Last autumn – or fall, if you prefer the Stateside vernacular – the USA elected a new president. Democrat Barack Obama defeated Republican John McCain, taking the Electoral College by 365 votes to 173. Obama became the first African-American President, and even took southern states such as North Carolina and Virginia. That appears, on the face of it, a convincing victory. So it might be expected that the defeated Republicans would accept the result and start their planning for 2012.
Since Obama’s election, there has been an attempt within the Republican right to show that the new President is not legitimate. This process has shown itself mainly in one idea: that Obama may not have been born in the USA. So what?
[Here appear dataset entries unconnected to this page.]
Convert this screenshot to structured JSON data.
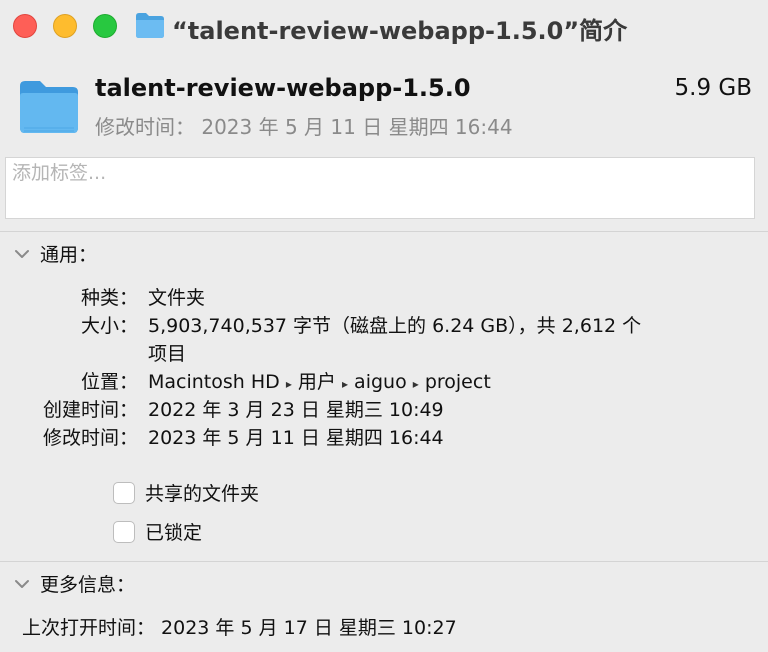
{
  "window": {
    "title": "“talent-review-webapp-1.5.0”简介"
  },
  "header": {
    "file_name": "talent-review-webapp-1.5.0",
    "file_size": "5.9 GB",
    "modified": "修改时间： 2023 年 5 月 11 日 星期四 16:44"
  },
  "tags": {
    "placeholder": "添加标签..."
  },
  "general": {
    "section_label": "通用：",
    "kind_label": "种类：",
    "kind_value": "文件夹",
    "size_label": "大小：",
    "size_value_line1": "5,903,740,537 字节（磁盘上的 6.24 GB），共 2,612 个",
    "size_value_line2": "项目",
    "where_label": "位置：",
    "where_path": [
      "Macintosh HD",
      "用户",
      "aiguo",
      "project"
    ],
    "created_label": "创建时间：",
    "created_value": "2022 年 3 月 23 日 星期三 10:49",
    "modified_label": "修改时间：",
    "modified_value": "2023 年 5 月 11 日 星期四 16:44",
    "shared_folder_label": "共享的文件夹",
    "locked_label": "已锁定"
  },
  "more_info": {
    "section_label": "更多信息：",
    "last_opened": "上次打开时间： 2023 年 5 月 17 日 星期三 10:27"
  },
  "icons": {
    "folder": "folder-icon",
    "chevron": "chevron-down-icon",
    "path_separator": "▸"
  },
  "colors": {
    "close": "#fe5f57",
    "minimize": "#febc2e",
    "maximize": "#28c840",
    "folder": "#5ab3ee"
  }
}
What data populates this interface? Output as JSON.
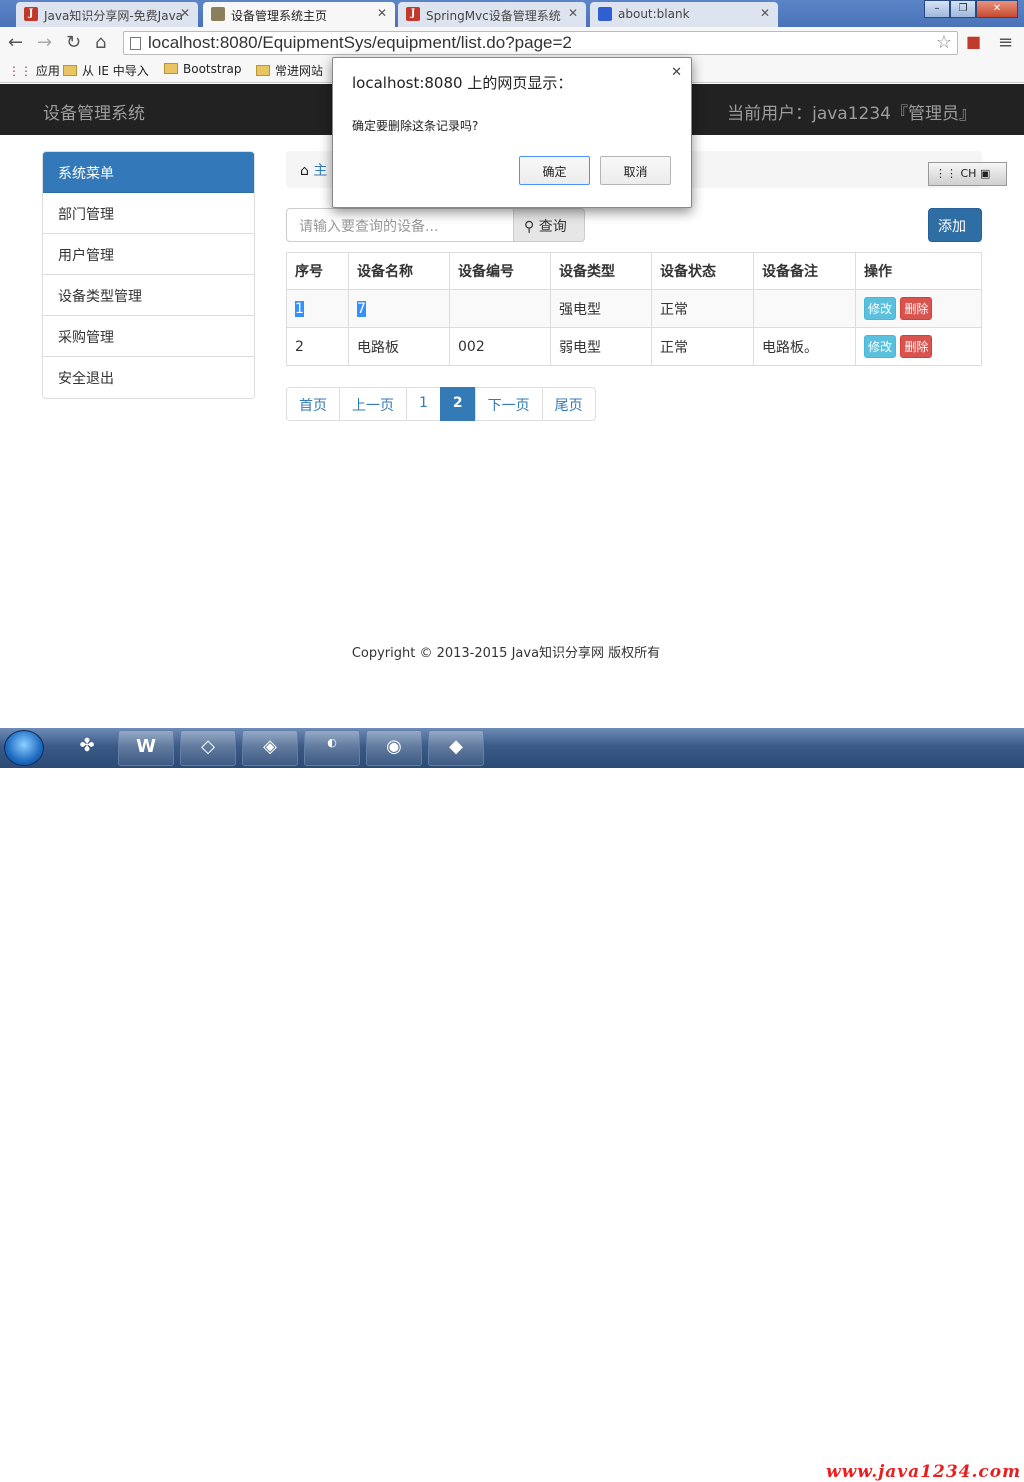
{
  "browser": {
    "tabs": [
      {
        "label": "Java知识分享网-免费Java",
        "icon": "java-logo-icon"
      },
      {
        "label": "设备管理系统主页",
        "icon": "page-icon"
      },
      {
        "label": "SpringMvc设备管理系统",
        "icon": "java-logo-icon"
      },
      {
        "label": "about:blank",
        "icon": "paw-icon"
      }
    ],
    "url": "localhost:8080/EquipmentSys/equipment/list.do?page=2",
    "bookmarks": [
      "应用",
      "从 IE 中导入",
      "Bootstrap",
      "常进网站"
    ]
  },
  "app": {
    "brand": "设备管理系统",
    "current_user": "当前用户：java1234『管理员』"
  },
  "menu": {
    "header": "系统菜单",
    "items": [
      "部门管理",
      "用户管理",
      "设备类型管理",
      "采购管理",
      "安全退出"
    ]
  },
  "breadcrumb": {
    "home_label": "主"
  },
  "search": {
    "placeholder": "请输入要查询的设备...",
    "button_label": "查询"
  },
  "add_button_label": "添加",
  "table": {
    "headers": [
      "序号",
      "设备名称",
      "设备编号",
      "设备类型",
      "设备状态",
      "设备备注",
      "操作"
    ],
    "rows": [
      {
        "index": "1",
        "name": "7",
        "code": "",
        "type": "强电型",
        "status": "正常",
        "remark": ""
      },
      {
        "index": "2",
        "name": "电路板",
        "code": "002",
        "type": "弱电型",
        "status": "正常",
        "remark": "电路板。"
      }
    ],
    "edit_label": "修改",
    "delete_label": "删除"
  },
  "pagination": [
    "首页",
    "上一页",
    "1",
    "2",
    "下一页",
    "尾页"
  ],
  "current_page": "2",
  "footer": "Copyright © 2013-2015 Java知识分享网 版权所有",
  "ime": "CH",
  "dialog": {
    "title": "localhost:8080 上的网页显示：",
    "message": "确定要删除这条记录吗?",
    "ok": "确定",
    "cancel": "取消"
  },
  "taskbar_watermark": "www.java1234.com"
}
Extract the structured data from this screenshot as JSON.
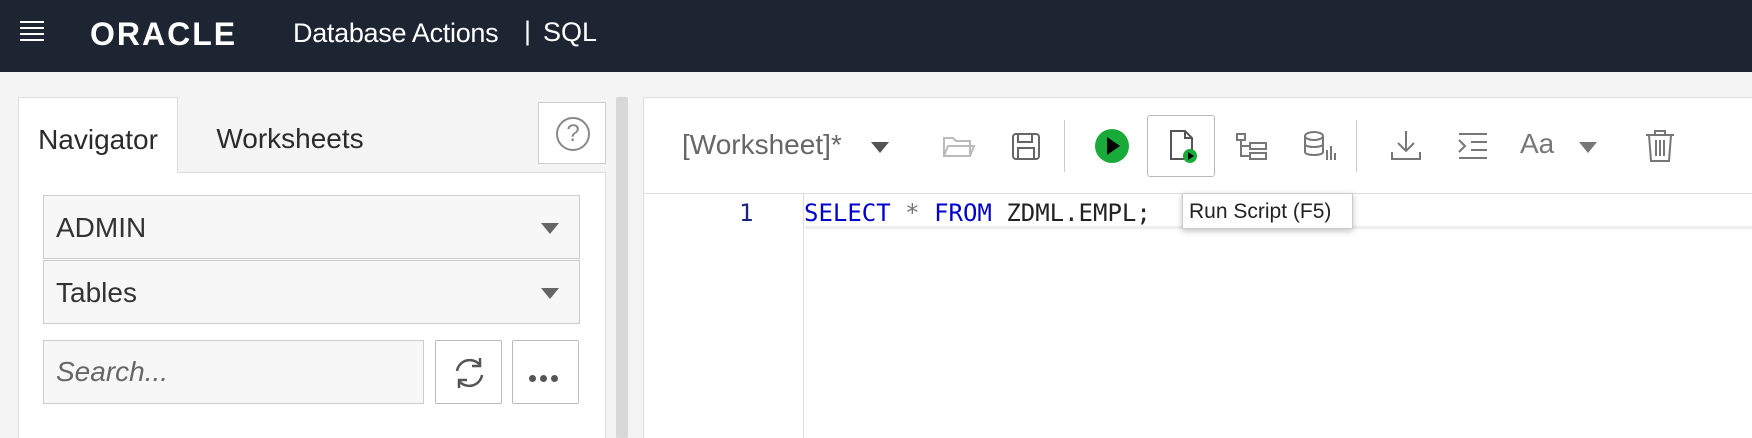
{
  "header": {
    "brand": "ORACLE",
    "app_title": "Database Actions",
    "separator": "|",
    "page": "SQL"
  },
  "left_panel": {
    "tabs": [
      {
        "label": "Navigator",
        "active": true
      },
      {
        "label": "Worksheets",
        "active": false
      }
    ],
    "help_label": "?",
    "schema_select": "ADMIN",
    "object_type_select": "Tables",
    "search_placeholder": "Search..."
  },
  "editor": {
    "worksheet_name": "[Worksheet]*",
    "toolbar_icons": [
      "folder-open-icon",
      "save-icon",
      "run-statement-icon",
      "run-script-icon",
      "explain-plan-icon",
      "autotrace-icon",
      "download-icon",
      "format-icon",
      "font-case-icon",
      "delete-icon"
    ],
    "lines": [
      {
        "number": "1",
        "tokens": {
          "kw1": "SELECT",
          "op": "*",
          "kw2": "FROM",
          "rest": "ZDML.EMPL;"
        }
      }
    ],
    "tooltip": "Run Script (F5)"
  },
  "colors": {
    "header_bg": "#1d2532",
    "run_green": "#1aaa3a",
    "keyword_blue": "#0000cd",
    "line_number": "#1a237e"
  }
}
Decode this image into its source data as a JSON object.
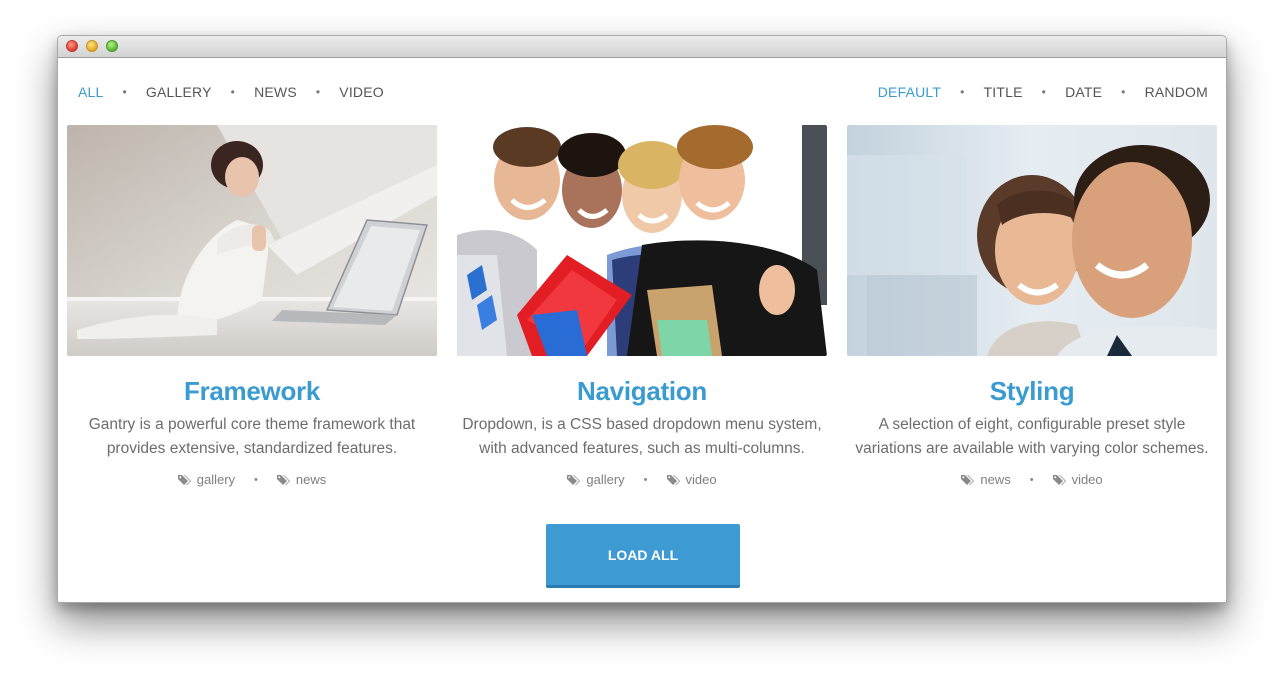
{
  "filters": {
    "items": [
      "ALL",
      "GALLERY",
      "NEWS",
      "VIDEO"
    ],
    "active": "ALL"
  },
  "sort": {
    "items": [
      "DEFAULT",
      "TITLE",
      "DATE",
      "RANDOM"
    ],
    "active": "DEFAULT"
  },
  "cards": [
    {
      "title": "Framework",
      "description": "Gantry is a powerful core theme framework that provides extensive, standardized features.",
      "tags": [
        "gallery",
        "news"
      ]
    },
    {
      "title": "Navigation",
      "description": "Dropdown, is a CSS based dropdown menu system, with advanced features, such as multi-columns.",
      "tags": [
        "gallery",
        "video"
      ]
    },
    {
      "title": "Styling",
      "description": "A selection of eight, configurable preset style variations are available with varying color schemes.",
      "tags": [
        "news",
        "video"
      ]
    }
  ],
  "load_button": "LOAD ALL",
  "colors": {
    "accent": "#3a9bd1",
    "button": "#3d9ad3",
    "text": "#6d6d6d"
  },
  "icons": {
    "tag": "tags-icon"
  }
}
Well, the President must have been born in the country. This is why Arnold Schwarzenegger can be Governor of California, but cannot run for President, as he was born in Austria.
So there have been a number of attempts to prove, usually, that the Obama birth certificate, showing that he was born in Hawaii, was false. In fact, by mid February, there had been nine noted by the Real Democracy blog. You can count them in this post which provides a summary of each.
This might leave Democrats quietly confident that their Republican foes are so concerned with this mean spirited behaviour, they won’t be providing a serious opposition any time soon. In the immediate term they are correct. But for this to carry on would not be good for the democratic process.
Having one party in power, providing a coherent programme for government, and with clear objectives and purpose, is good. Having, additionally, an opposition that keeps those in power honest is better. While the Republican right is trying to kid itself that salvation can be brought through a constant litany of lawsuits, the party will inevitably be distracted, and therefore less able to be an effective opposition.
I’ll revisit things Stateside a little later.